Но интересно вот что, возвращаясь к димсам: едва ли
она различает глаза у жертвы – дело в том,
что зрение у них не ахти. Ставились опыты на манекене:
она плевала в глаза, нарисованные на животе. Муза
поваром водит, суп на славу, он моет разделочный стол,
напевая милое из Ши цзин, он ведь в седьмом колене
мастер, берет ее голову, чтобы бросить в мусор.
Музыка, говорит, это люй-люй, 12-ступенный укол
пяти стихий… И вскрикивает: голова кусает его,
он ее стряхнуть пытается, как детскую варежку
на резинке. Семья переходит к «столетнему яйцу» —
последней закуске. За соседним столом играют в го
и доедают палочками что-то похожее на опарышей…
и на повара – бледен стоит в проеме, руку к лицу
подносит и валится, губы в пене. На том свете
они срастаются в единое тело – вся труппа:
повар, змея, семья и немотивированные соседи.
Государство, говорит Конфуций, – искусство супа.
«Человек-окно в ожидании двойной жены…»
Человек-окно в ожидании двойной жены.
Стекло подмораживает, узор на охоте.
Гравитация играет в «мертвые против живых».

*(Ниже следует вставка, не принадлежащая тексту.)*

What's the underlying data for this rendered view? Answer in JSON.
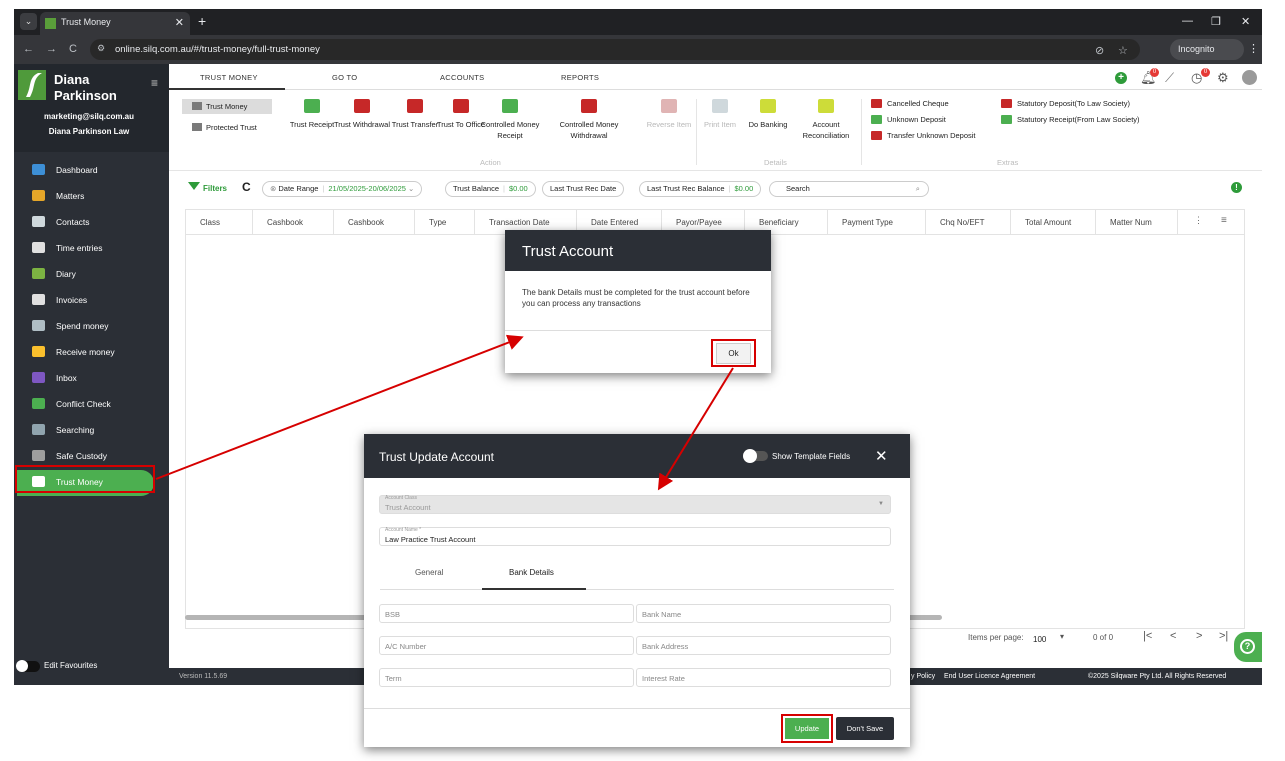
{
  "browser": {
    "tab_title": "Trust Money",
    "url": "online.silq.com.au/#/trust-money/full-trust-money",
    "incognito_label": "Incognito"
  },
  "sidebar": {
    "user_first": "Diana",
    "user_last": "Parkinson",
    "email": "marketing@silq.com.au",
    "firm": "Diana Parkinson Law",
    "items": [
      {
        "label": "Dashboard",
        "icon": "dashboard-icon",
        "color": "#3d8fd6"
      },
      {
        "label": "Matters",
        "icon": "matters-icon",
        "color": "#e5a629"
      },
      {
        "label": "Contacts",
        "icon": "contacts-icon",
        "color": "#cfd8dc"
      },
      {
        "label": "Time entries",
        "icon": "stopwatch-icon",
        "color": "#e0e0e0"
      },
      {
        "label": "Diary",
        "icon": "diary-icon",
        "color": "#7cb342"
      },
      {
        "label": "Invoices",
        "icon": "invoices-icon",
        "color": "#e0e0e0"
      },
      {
        "label": "Spend money",
        "icon": "spend-money-icon",
        "color": "#b0bec5"
      },
      {
        "label": "Receive money",
        "icon": "receive-money-icon",
        "color": "#fbc02d"
      },
      {
        "label": "Inbox",
        "icon": "inbox-icon",
        "color": "#7e57c2"
      },
      {
        "label": "Conflict Check",
        "icon": "check-icon",
        "color": "#4caf50"
      },
      {
        "label": "Searching",
        "icon": "search-icon",
        "color": "#90a4ae"
      },
      {
        "label": "Safe Custody",
        "icon": "safe-icon",
        "color": "#9e9e9e"
      },
      {
        "label": "Trust Money",
        "icon": "bank-icon",
        "color": "#ffffff"
      }
    ],
    "edit_favourites": "Edit Favourites"
  },
  "topnav": {
    "items": [
      "TRUST MONEY",
      "GO TO",
      "ACCOUNTS",
      "REPORTS"
    ],
    "notif_badge_1": "0",
    "notif_badge_2": "0"
  },
  "ribbon": {
    "side_buttons": [
      "Trust Money",
      "Protected Trust"
    ],
    "action_buttons": [
      {
        "label": "Trust Receipt",
        "color": "#4caf50",
        "disabled": false
      },
      {
        "label": "Trust Withdrawal",
        "color": "#c62828",
        "disabled": false
      },
      {
        "label": "Trust Transfer",
        "color": "#c62828",
        "disabled": false
      },
      {
        "label": "Trust To Office",
        "color": "#c62828",
        "disabled": false
      },
      {
        "label": "Controlled Money Receipt",
        "color": "#4caf50",
        "disabled": false
      },
      {
        "label": "Controlled Money Withdrawal",
        "color": "#c62828",
        "disabled": false
      },
      {
        "label": "Reverse Item",
        "color": "#e0b4b4",
        "disabled": true
      }
    ],
    "detail_buttons": [
      {
        "label": "Print Item",
        "color": "#cfd8dc",
        "disabled": true
      },
      {
        "label": "Do Banking",
        "color": "#cddc39",
        "disabled": false
      },
      {
        "label": "Account Reconciliation",
        "color": "#cddc39",
        "disabled": false
      }
    ],
    "extras_left": [
      "Cancelled Cheque",
      "Unknown Deposit",
      "Transfer Unknown Deposit"
    ],
    "extras_right": [
      "Statutory Deposit(To Law Society)",
      "Statutory Receipt(From Law Society)"
    ],
    "group_action": "Action",
    "group_details": "Details",
    "group_extras": "Extras"
  },
  "filters": {
    "label": "Filters",
    "date_range_label": "Date Range",
    "date_range_value": "21/05/2025-20/06/2025",
    "trust_balance_label": "Trust Balance",
    "trust_balance_value": "$0.00",
    "last_rec_date_label": "Last Trust Rec Date",
    "last_rec_balance_label": "Last Trust Rec Balance",
    "last_rec_balance_value": "$0.00",
    "search_label": "Search"
  },
  "grid": {
    "columns": [
      "Class",
      "Cashbook",
      "Cashbook",
      "Type",
      "Transaction Date",
      "Date Entered",
      "Payor/Payee",
      "Beneficiary",
      "Payment Type",
      "Chq No/EFT",
      "Total Amount",
      "Matter Num"
    ]
  },
  "pager": {
    "items_per_page_label": "Items per page:",
    "items_per_page": "100",
    "range": "0 of 0"
  },
  "footer": {
    "version": "Version 11.5.69",
    "policy": "y Policy",
    "eula": "End User Licence Agreement",
    "copyright": "©2025 Silqware Pty Ltd. All Rights Reserved"
  },
  "dialog1": {
    "title": "Trust Account",
    "message": "The bank Details must be completed for the trust account before you can process any transactions",
    "ok": "Ok"
  },
  "dialog2": {
    "title": "Trust Update Account",
    "show_template": "Show Template Fields",
    "account_class_label": "Account Class",
    "account_class_value": "Trust Account",
    "account_name_label": "Account Name *",
    "account_name_value": "Law Practice Trust Account",
    "tabs": [
      "General",
      "Bank Details"
    ],
    "fields": {
      "bsb": "BSB",
      "bank_name": "Bank Name",
      "ac_number": "A/C Number",
      "bank_address": "Bank Address",
      "term": "Term",
      "interest_rate": "Interest Rate"
    },
    "update": "Update",
    "dont_save": "Don't Save"
  },
  "colors": {
    "accent_green": "#4caf50",
    "dark_panel": "#2b2f36",
    "highlight_red": "#d60000"
  }
}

Ботинок надевает Ван Гога и уходит.
Кириллица ищет отца и не может найти.
Нет Мефодия. Нет Мефодия.
Тропка. Плата. Теремок Ай Ти:
отец на выходе, мать на входе.
Зима, тела нет, только волчий хвост.
Любовь подергивается ледком.
Свет коротенький, low-cost,
человек точка ком
«Божия коровка, улети, улети…»
Божия коровка, улети, улети,
там твои детки, меж исподним крылом
и верхним – два вакуума. Триедин
мир твоего полета; оверлок
воздуха; две детки, две алмазные сутры
обметывают его: форма есть пустота,
пустота есть форма, и полет твой – сурдо —
перевод меж ними. Я с листа
читал тебя: «улети, улети,
человек», пока мешкала и какой-то петит
подъедала ты, типа «я люблю
тебя», смахивающий на тлю.
Кто ж ты есть, обожженка, крапчатая купинка,
солнышко левое, одомашненное
и грехом и святостью, под одной косынкой —
и зевесова женка, и богомашенька.
По утрам ты читаешь Проппа,
пишешь письма из Турции в Запорожье,
ты у немцев – овечка божья,
у французов – курочка. Индрагопа —
у индусов. Подымаешься вверх по пальцу,
распускаешься, как цветок-укол,
и летишь, семиточечница, скиталица —
семидневка. Не обсохнет облачко-молоко
на устах у неба. Но кто ж ты есть?
Все начала в тебе и концы, да, роднуля?
Хлеба белого, не горелого даждь нам днесь,
а нет – и не надо, лети, женщина, аллилуйя!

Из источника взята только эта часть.